Michigan head coach Jim Harbaugh is not being implicated by the NCAA in the alleged sign-stealing scandal at Michigan.
According to Ross Dellenger and Dan Wetzel of Yahoo Sports, "The NCAA's findings do not connect the in-person scouting and recording of opponents' sidelines to Harbaugh, sources say, an absence of evidence essential to a potential lawsuit from the school and coach against the league."
However, Big Ten commissioner Tony Petitti is considering a multigame suspension for Harbaugh and "has faced internal pressure from league coaches and administrators to take action against the Wolverines before the NCAA investigation has completed," per Yahoo Sports' report.
Petitti and a number of Big Ten athletic directors and presidents have spent the past two weeks discussing potential punishments, which would fall under the purview of the sportsmanship policy, granting the commissioner the right to take punitive action for potential infractions that threaten the "integrity of competition" within the "competitive arena."
According to Yahoo Sports, both Michigan and Harbaugh are expected to take legal action against the Big Ten if any suspension for the head coach is levied.
At the center of the scandal is former Michigan analyst Connor Stalions, who allegedly performed in-person scouting at games involving future Wolverines opponents in an effort to steal their signs.
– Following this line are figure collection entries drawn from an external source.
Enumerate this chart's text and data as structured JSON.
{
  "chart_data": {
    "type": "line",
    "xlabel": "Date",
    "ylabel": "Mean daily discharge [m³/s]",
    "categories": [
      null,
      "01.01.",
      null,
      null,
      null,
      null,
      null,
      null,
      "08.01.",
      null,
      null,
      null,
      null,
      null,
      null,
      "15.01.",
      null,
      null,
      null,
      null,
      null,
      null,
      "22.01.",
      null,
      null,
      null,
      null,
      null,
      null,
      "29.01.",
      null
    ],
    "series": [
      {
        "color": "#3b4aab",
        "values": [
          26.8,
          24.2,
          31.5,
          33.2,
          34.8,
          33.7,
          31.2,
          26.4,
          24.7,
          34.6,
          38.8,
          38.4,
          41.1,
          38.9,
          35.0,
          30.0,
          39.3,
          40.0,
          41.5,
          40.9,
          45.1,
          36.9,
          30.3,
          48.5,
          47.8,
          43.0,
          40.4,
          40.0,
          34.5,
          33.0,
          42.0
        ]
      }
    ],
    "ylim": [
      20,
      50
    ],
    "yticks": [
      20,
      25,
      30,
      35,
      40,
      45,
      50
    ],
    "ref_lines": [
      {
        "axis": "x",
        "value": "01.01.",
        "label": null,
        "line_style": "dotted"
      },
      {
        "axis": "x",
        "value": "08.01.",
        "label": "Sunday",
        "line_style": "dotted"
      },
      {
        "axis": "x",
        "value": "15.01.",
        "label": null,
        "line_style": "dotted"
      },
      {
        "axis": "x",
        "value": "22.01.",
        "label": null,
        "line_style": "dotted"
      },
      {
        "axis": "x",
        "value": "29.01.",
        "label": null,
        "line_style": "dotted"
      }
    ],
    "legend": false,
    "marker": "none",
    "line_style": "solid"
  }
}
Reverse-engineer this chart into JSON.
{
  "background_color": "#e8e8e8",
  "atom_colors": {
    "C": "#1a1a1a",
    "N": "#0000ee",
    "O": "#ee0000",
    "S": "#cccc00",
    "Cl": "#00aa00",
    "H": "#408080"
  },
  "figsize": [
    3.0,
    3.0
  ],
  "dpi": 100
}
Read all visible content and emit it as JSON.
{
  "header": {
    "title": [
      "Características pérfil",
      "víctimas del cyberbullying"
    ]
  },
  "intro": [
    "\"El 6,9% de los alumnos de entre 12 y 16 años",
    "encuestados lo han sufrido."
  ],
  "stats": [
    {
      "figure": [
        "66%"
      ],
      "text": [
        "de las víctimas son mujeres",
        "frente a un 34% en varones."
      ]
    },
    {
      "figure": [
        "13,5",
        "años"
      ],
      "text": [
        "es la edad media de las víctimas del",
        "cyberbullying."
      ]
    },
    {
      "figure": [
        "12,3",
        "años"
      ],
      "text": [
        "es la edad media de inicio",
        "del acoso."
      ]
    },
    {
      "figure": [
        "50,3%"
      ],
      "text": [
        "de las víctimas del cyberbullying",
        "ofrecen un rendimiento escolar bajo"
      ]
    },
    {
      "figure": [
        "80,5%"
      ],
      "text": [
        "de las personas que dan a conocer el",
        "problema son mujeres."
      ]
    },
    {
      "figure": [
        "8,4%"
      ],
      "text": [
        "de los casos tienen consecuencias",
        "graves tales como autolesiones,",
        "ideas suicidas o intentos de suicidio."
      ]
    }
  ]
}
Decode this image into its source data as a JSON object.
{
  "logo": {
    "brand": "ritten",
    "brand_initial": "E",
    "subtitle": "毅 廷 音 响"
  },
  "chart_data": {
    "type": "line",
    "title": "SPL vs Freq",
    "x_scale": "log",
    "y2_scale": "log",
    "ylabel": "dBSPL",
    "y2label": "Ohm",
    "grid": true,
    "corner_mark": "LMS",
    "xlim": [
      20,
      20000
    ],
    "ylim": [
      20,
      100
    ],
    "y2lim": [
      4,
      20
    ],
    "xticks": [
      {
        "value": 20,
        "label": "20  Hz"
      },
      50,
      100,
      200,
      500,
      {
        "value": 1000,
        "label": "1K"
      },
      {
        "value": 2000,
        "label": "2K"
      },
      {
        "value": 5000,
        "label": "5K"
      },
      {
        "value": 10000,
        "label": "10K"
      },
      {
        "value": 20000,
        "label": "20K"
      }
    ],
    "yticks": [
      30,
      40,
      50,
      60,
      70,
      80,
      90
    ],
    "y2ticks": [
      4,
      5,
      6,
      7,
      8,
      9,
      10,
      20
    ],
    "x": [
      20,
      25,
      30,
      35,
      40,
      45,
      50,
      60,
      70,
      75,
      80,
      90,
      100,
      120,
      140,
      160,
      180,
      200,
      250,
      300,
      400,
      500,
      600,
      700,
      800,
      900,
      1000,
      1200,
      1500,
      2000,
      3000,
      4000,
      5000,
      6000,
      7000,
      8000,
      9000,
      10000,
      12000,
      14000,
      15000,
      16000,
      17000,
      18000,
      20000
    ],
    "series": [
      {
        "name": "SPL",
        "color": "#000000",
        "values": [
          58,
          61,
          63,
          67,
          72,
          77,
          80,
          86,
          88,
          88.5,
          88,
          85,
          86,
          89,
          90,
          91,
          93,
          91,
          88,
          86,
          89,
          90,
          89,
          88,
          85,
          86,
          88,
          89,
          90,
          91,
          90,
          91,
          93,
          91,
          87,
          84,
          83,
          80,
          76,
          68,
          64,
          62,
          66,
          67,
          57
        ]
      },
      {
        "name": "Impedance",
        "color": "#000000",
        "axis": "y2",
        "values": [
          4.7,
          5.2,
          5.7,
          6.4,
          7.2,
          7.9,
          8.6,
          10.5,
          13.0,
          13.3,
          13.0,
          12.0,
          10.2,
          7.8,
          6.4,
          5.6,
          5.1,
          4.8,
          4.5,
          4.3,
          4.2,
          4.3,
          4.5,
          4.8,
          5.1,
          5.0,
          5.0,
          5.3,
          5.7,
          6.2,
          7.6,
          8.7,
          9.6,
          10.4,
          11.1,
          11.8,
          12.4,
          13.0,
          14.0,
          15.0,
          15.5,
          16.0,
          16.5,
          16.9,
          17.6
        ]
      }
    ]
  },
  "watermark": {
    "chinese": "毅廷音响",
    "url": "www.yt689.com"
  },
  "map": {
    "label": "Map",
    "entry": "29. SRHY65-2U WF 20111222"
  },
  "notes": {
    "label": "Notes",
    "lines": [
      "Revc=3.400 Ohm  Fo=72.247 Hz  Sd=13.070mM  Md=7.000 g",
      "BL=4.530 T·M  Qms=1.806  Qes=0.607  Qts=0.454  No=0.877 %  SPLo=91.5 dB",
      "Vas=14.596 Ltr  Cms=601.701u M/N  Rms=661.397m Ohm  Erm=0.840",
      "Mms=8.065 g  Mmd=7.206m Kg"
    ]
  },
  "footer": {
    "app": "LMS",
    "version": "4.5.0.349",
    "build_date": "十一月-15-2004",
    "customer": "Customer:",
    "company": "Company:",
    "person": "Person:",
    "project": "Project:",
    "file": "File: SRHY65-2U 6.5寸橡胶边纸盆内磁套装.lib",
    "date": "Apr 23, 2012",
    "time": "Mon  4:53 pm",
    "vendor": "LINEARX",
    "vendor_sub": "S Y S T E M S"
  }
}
Stalions said Friday that he resigned:
Michigan may be on the other side of a sign-stealing scandal as well, as a former employee from a Big Ten football program told the Associated Press that "it was his job to steal signs and he was given details from multiple league schools to compile a spreadsheet of play-calling signals used by Michigan last year."
That person told the AP he shared both the spreadsheet and "screenshots of text-message exchanges with staffers at other Big Ten schools" with Michigan.
Harbaugh and his Wolverines program remain embattled with the NCAA on an entirely separate manner, as the head coach is being investigated for alleged recruiting violations.
A potential settlement between the sides on a four-game suspension was rejected by the NCAA Committee on Infractions in August, though Michigan self-imposed a three-game suspension for the head coach to start the 2023 season.